We used Qual and Lastfell—and their militia garrisons—as third and forth armies, respectively. Having equal mobile CS early on meant that 4K militia behind walls in either of those regions freed up 4K extra mobile CS to... You guessed it: loot. It also meant we could spare an extra 4K CS to join the 3-4K CS in the monster hunting army when Melhed started raiding in the north.
In general, I tried to ensure that there was always an active rotation of refitters and folks at the front. I loathe the battle-refit-battle-refit cycle that everyone falls into. It's hard not to, but if you can avoid it, you put your enemy under constant pressure. Mistakes get amplified. More opportunities can be exploited.
Thank the devil you showed up before this thread got locked.
I'm crashing hard too, so I'll keep my response brief. Your constant pressure strategy worked wonders, and the uniform banners were definitely an interesting trick.
To be honest, the Melhed that talked a lot about war was not actually so good at war itself. The few people at the top who were banging the war drums dropped off their activity right after the war-dec. Our combined armies had a really rough time trying to repulse the constant attacks. Thal's greater number of nobles definitely helped with this. When we started out the war, we had the Blood Wolves and the Inner Guard (a defense/rogue-killing) army. The Inner Guard was basically me and a bunch of quasi-active courtiers and priests. It got disbanded soon enough and a new army called Dragonstrike was founded.

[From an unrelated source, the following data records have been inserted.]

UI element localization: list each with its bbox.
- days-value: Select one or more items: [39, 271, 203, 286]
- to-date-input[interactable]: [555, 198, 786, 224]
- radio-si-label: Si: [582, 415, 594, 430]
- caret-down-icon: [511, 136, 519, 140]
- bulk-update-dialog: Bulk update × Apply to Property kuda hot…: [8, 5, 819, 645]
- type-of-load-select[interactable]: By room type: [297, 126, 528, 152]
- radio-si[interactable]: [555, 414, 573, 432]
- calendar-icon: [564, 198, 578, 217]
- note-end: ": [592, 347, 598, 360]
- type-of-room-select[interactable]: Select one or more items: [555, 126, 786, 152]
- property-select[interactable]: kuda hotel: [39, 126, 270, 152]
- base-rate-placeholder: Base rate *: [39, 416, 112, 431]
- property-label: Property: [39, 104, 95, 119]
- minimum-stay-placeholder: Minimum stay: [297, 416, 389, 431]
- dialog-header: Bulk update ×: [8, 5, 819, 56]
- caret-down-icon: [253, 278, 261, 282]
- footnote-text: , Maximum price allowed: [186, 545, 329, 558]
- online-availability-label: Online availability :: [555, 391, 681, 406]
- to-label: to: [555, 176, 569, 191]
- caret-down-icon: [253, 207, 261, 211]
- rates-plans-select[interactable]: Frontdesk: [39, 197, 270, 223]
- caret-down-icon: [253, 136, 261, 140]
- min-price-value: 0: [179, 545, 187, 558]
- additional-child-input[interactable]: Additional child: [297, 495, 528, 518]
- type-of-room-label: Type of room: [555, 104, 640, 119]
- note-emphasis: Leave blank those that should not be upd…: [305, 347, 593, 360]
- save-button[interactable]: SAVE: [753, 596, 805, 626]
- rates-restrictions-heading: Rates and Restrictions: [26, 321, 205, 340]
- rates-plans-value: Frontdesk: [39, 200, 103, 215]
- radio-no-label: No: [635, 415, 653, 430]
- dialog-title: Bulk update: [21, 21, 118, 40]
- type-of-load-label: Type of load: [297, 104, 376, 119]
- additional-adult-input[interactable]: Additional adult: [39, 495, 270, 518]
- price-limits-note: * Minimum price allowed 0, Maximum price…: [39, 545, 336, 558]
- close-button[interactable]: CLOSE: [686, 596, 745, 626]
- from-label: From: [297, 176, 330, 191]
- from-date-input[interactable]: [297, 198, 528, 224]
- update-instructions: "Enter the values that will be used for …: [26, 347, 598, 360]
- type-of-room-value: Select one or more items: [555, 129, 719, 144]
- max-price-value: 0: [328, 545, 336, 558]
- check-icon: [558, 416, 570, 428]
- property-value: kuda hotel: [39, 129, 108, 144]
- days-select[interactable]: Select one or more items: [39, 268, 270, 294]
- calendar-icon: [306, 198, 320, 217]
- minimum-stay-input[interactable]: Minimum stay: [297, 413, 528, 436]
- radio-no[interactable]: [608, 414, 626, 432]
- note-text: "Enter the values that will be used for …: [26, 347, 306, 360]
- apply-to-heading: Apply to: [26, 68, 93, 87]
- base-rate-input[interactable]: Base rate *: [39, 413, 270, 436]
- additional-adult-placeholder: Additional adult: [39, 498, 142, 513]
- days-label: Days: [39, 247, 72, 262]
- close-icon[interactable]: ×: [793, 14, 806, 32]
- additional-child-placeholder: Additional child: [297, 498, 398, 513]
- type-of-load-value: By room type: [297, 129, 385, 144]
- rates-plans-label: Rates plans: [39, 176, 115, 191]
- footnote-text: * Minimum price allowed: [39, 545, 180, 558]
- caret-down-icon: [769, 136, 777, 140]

Maya was made marshal of Dragonstrike, and we sailed off and plundered the Thal north in an attempt to reciprocate the looting stratagem. It worked a little bit and gave us a nice thing to cheer about at home, but we were too spread out. At least we did some good damage to Sandefur. The Thal counterattack on Sandefur was pretty badass with Marc de Coivos and Maya holding off superior numbers. That was one of my favorite battles in my time in BM. Had an Alamo feel to it, amplified by Jaeger Guile's magic attack on Maya (and Marc too I think). This attack on Sandefur was known in Melite royal circles as 'Maya's honeymoon' since it was her first act as Queen, following her marriage to Yeux. He turned to focus on priest stuff after that.
At this point we started going through generals like crazy; government ministers and marshals were losing spirit. Levon Arrakis served for a bit then quit and paused. For some reason the idea to fold Dragonstrike into the Blood Wolves won out in the realm, and we basically only had one army then, which is probably why in the late game we failed horribly in facing the constant Thal attacks.
One thing I learned from this war was that despite Maya's best intentions to save Melhed, a lot of Melites didn't give her any respect for what was perceived as her selfish power-grab. To her, it was a selfless sacrifice - she wanted to see the war through, where no one else seemed to want to have that responsibility. She expected that if she lost, she'd be exiled and lose everything. Now, after the peace and rebellion, she sees every day of her reign as a blessing.